7. Jesús tiene conciencia de que, en su doctrina, se manifiesta a los hombres la Sabiduría eterna. Por esto reprende a los que la rechazan, no dudando en evocar a la "reina del Sur", la "reina de Saba", que vino "para oír la sabiduría de Salomón", y afirmando inmediatamente: "Y aquí hay algo más que Salomón" (Mt 12, 42),
Sabe también, y lo proclama abiertamente, que las palabras que proceden de esa Sabiduría divina "no pasarán": "EL cielo y la tierra pasarán, pero mis palabras no pasarán" (Mc 13, 31). En efecto, éstas contienen la fuerza de la verdad, que es indestructible y eterna. Son, pues, "palabras de vida eterna", como confesó el Apóstol Pedro en un momento crítico, cuando muchos de los que se habían reunido para oír a Jesús empezaron a marcharse, porque no lograban entender y no querían aceptar aquellas palabras que preanunciaban el misterio de la Eucaristía (Cfr. Jn 6, 66),
8. Se toca aquí el problema de la libertad del hombre, que puede aceptar o rechazar la verdad eterna contenida en la doctrina de Cristo, válida ciertamente, para dar a los hombres de todos los tiempos (y, por tanto, también a los hombres de nuestro tiempo) una respuesta adecuada a su vocación, que es una vocación con apertura eterna. Frente a este problema, que tiene una dimensión teológica, pero también antropológica (el modo como el hombre reacciona y se comporta ante una propuesta de verdad), será suficiente, por ahora, recurrir a lo que dice el Concilio Vaticano II especialmente con relación a la sensibilidad particular de los hombres de hoy. El Concilio afirma, en primer lugar, que "todos los hombres están obligados a buscar la verdad, sobre todo en lo referente a Dios y a su Iglesia"; pero dice también que "la verdad no se impone de otra manera que por la fuerza de la misma verdad, que penetra suave y a la vez fuertemente en las almas" (Dignitatis humanae, 1). El Concilio recuerda, además, el deber que tienen los hombres de "adherirse a la verdad conocida y ordenar toda su vida según las exigencias de la verdad". Después añade: "Pero los hombres no pueden satisfacer esta obligación de forma adecuada a su propia naturaleza si no gozan de libertad psicológica, al mismo tiempo que de inmunidad de coacción externa (Ib., 2).

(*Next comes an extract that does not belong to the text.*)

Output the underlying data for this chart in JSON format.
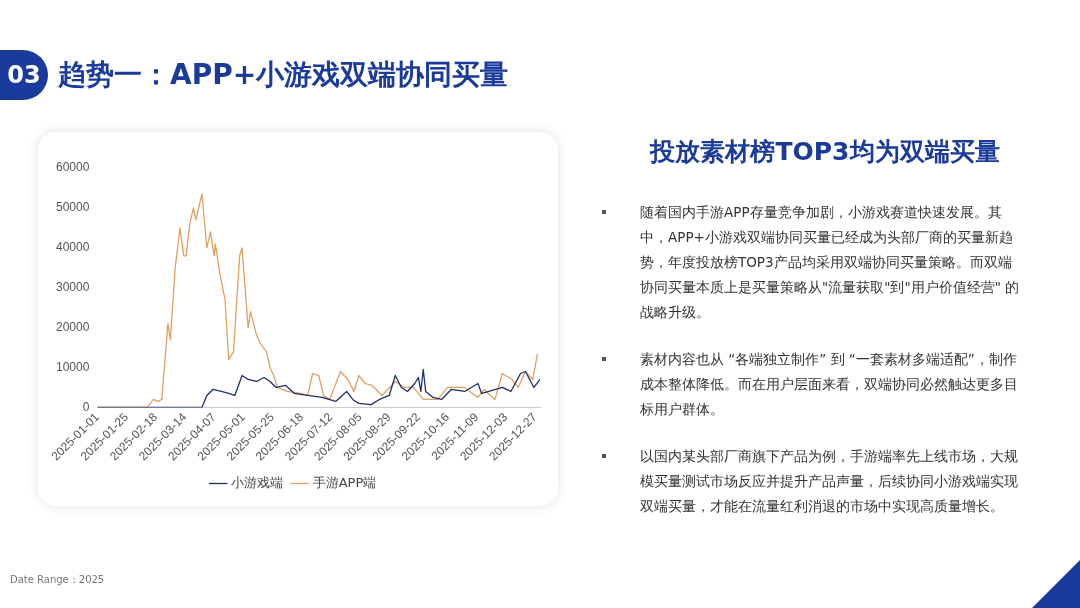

9. He aquí la misión de Cristo como maestro de verdad eterna. El Concilio, después de recordar que "Dios llama ciertamente a los hombres a servirle en espíritu y en verdad Porque Dios tiene en cuenta la dignidad de la persona humana, que Él mismo ha creado", añade que "esto se hizo patente sobre todo en Cristo Jesús, en quien Dios se manifestó perfectamente a Sí mismo y descubrió sus caminos. En efecto, Cristo, que es Maestro y Señor nuestro, manso y humilde de corazón, atrajo e invitó pacientemente a los discípulos. Cierto que apoyó y confirmó su predicación con milagros para excitar y robustecer la fe de los oyentes, pero no para ejercer coacción sobre ellos".
Y, por último, relaciona esta dimensión de la doctrina de Cristo con el misterio pascual: "Finalmente, al completar en la cruz la obra de la redención, con la que adquiría para los hombres la salvación y la verdadera libertad, concluyó su revelación. Dio, en efecto, testimonio de la verdad, pero no quiso imponerla por la fuerza a los que le contradecían. Porque su reino no se defiende a golpes, sino que se establece dando testimonio de la verdad y prestándole oído, y crece por el amor con que Cristo, levantado en la cruz, atrae a los hombres a si mismo" (Ib., 11).
Podemos, pues, concluir ya desde ahora que quien busca sinceramente la verdad encontrará bastante fácilmente en el magisterio de Cristo crucificado la solución, incluso del problema de la libertad.